Apple’s walled garden around its technology is as synonymous with the iPhone maker as the iPhone itself. This is how Apple gets consumers to buy expensive headphones, watches, and speakers that work perfectly with that rectangular tile in their pockets, and ultimately what locks people into Apple products.
This has been great for Apple’s business, but not always great for consumers. Today, a European law forces the company to loosen its iron grip on its products. This could ultimately lead to a more dynamic experience on the iPhone, as developers create more feature-rich apps for the platform that take more advantage of Apple’s technology.
This change, which Apple has long resisted, could also be a boon for the company.
Many of Apple’s more than 1.2 billion iPhone users appreciate how the tech giant has kept things simple over the years. But in doing so, the company avoided bigger innovations.
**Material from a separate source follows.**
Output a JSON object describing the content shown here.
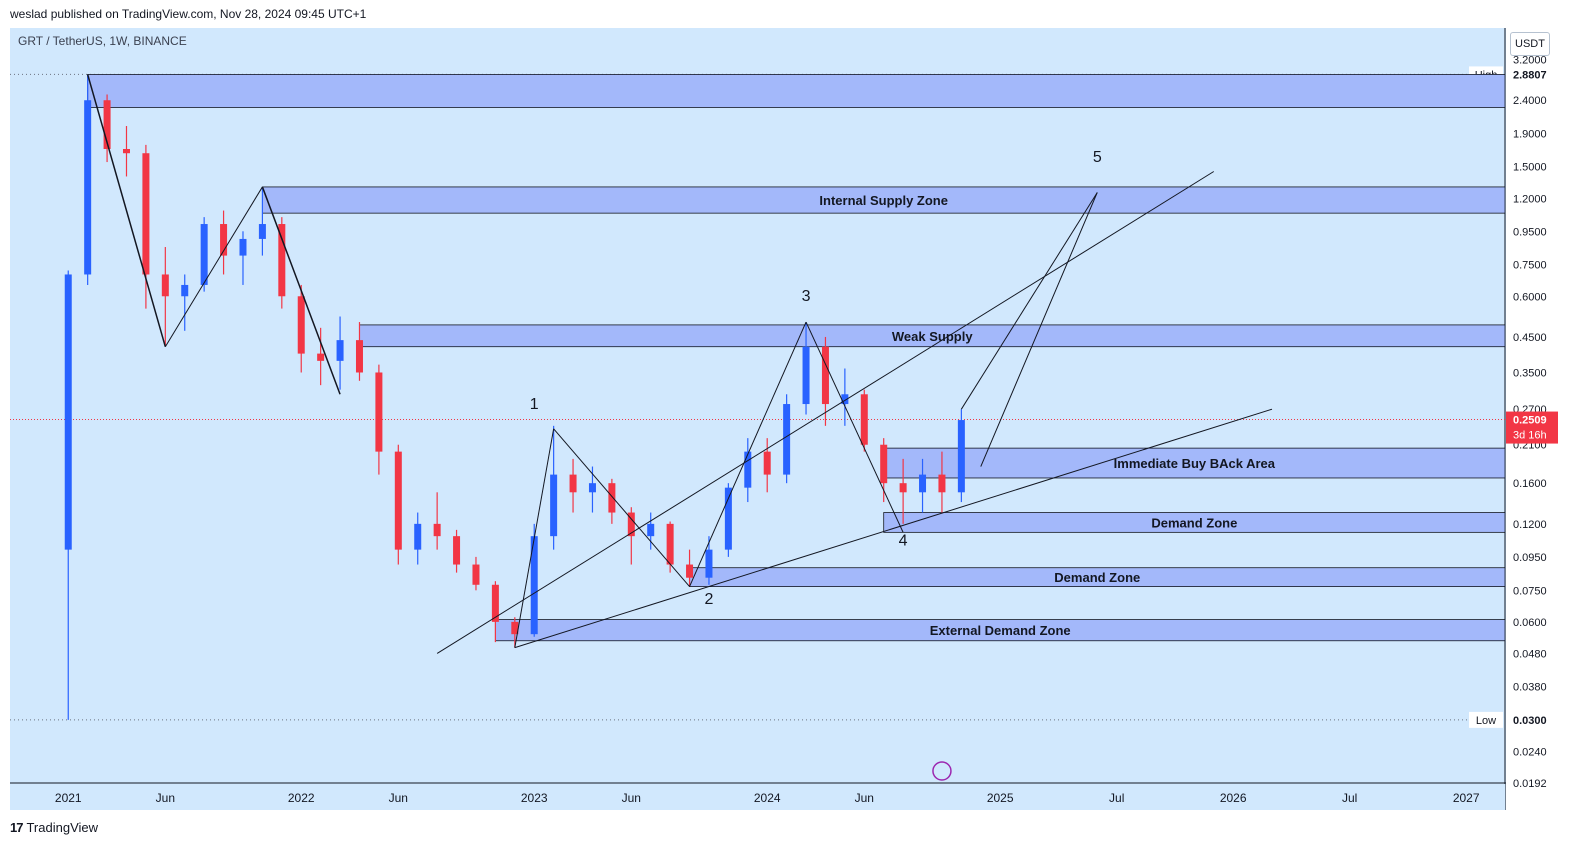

In an increasingly saturated market for mobile devices, the once-amazing iPhone began to seem mundane and sales faltered.
The situation is not helped by the way Apple has blocked developers from accessing many of the iPhone’s application programming interfaces, software tools that would help them expand the capabilities of apps to make them more attractive. .
But according to Bloomberg News, Apple is now laying the groundwork to allow outside app makers to use some of the company’s most tightly controlled iPhone technologies, including its camera and a communications chip that enables contactless payments. This means iPhone users could soon pay for purchases using their banking and finance apps, rather than Apple Wallet.
Also in Apple’s plans: Companies will be able to access the iPhone’s Find My Network system to create their own rivals to AirTags. Makers of web apps and web browsers like Google’s Firefox and Chrome won’t be forced to use Apple’s browser engine, something they’ve long complained about. This could make their services less cumbersome on iPhones.
Apple’s decision to allow alternative app stores on its iPhones and iPads, in the same way that Alphabet’s Google has allowed non-Google app stores on Android devices, would also provide consumers with a broader range of application choices.
This wouldn’t be the first time that Apple has won big thanks to its forced opening. Steve Jobs opposed the use of applications on the iPhone that were not created by Apple itself, fearing that they would infect the device with viruses or “pollute its integrity”, according to Jobs biographer Walter Isaacson. When Apple’s co-founder changed his mind, it paved the way for a thriving market for third-party services, paving the way for the phrase “There’s an app for that.”
Today, using non-Apple apps to do everything from making travel plans to checking the news to shopping to watching TikTok videos is something that iPhone users take for granted. And that’s a big part of what made the iPhone one of the most successful consumer products in history.
The European law driving the changes at Apple is the Digital Markets Act (DMA), which aims to combat monopolistic practices by big tech companies. In Apple’s case, this builds on several ongoing European Union investigations into the company’s alleged abuse of dominance, including music streaming apps and the use of Apple Pay for purchases. made in the App Store. These cases explain why the DMA includes rules that specifically affect Apple, according to Anne Witt, an antitrust specialist at EDHEC Business School, Augmented Law Institute, in Lille, France.
Apple is wisely preparing to cooperate with the legislation, having learned from Microsoft’s famously painful struggles with U.S. and European antitrust authorities in the early 2000s over how it integrated Internet Explorer into Windows. Microsoft was forced to allow other browsers like Firefox and Opera on Windows, which helped open the platform to third-party software.
Making its core products more interoperable likely helped Microsoft grow its then-nascent cloud business, for which integrating with other existing systems and building stronger relationships with other technology partners would be critical to its success.
Consumers have also benefited. Without this litigation, “we might live in a world of software made only by Microsoft,” Witt says, and the parent meta-platforms of Google and Facebook might not even exist. Today, the same thing is happening for mobile operating systems.
For all its praise for the value and safety of the walled garden, Apple has also postponed the opportunity for new, more interesting experiences on its platform. Being forced to open up a little could be a blessing in the long run.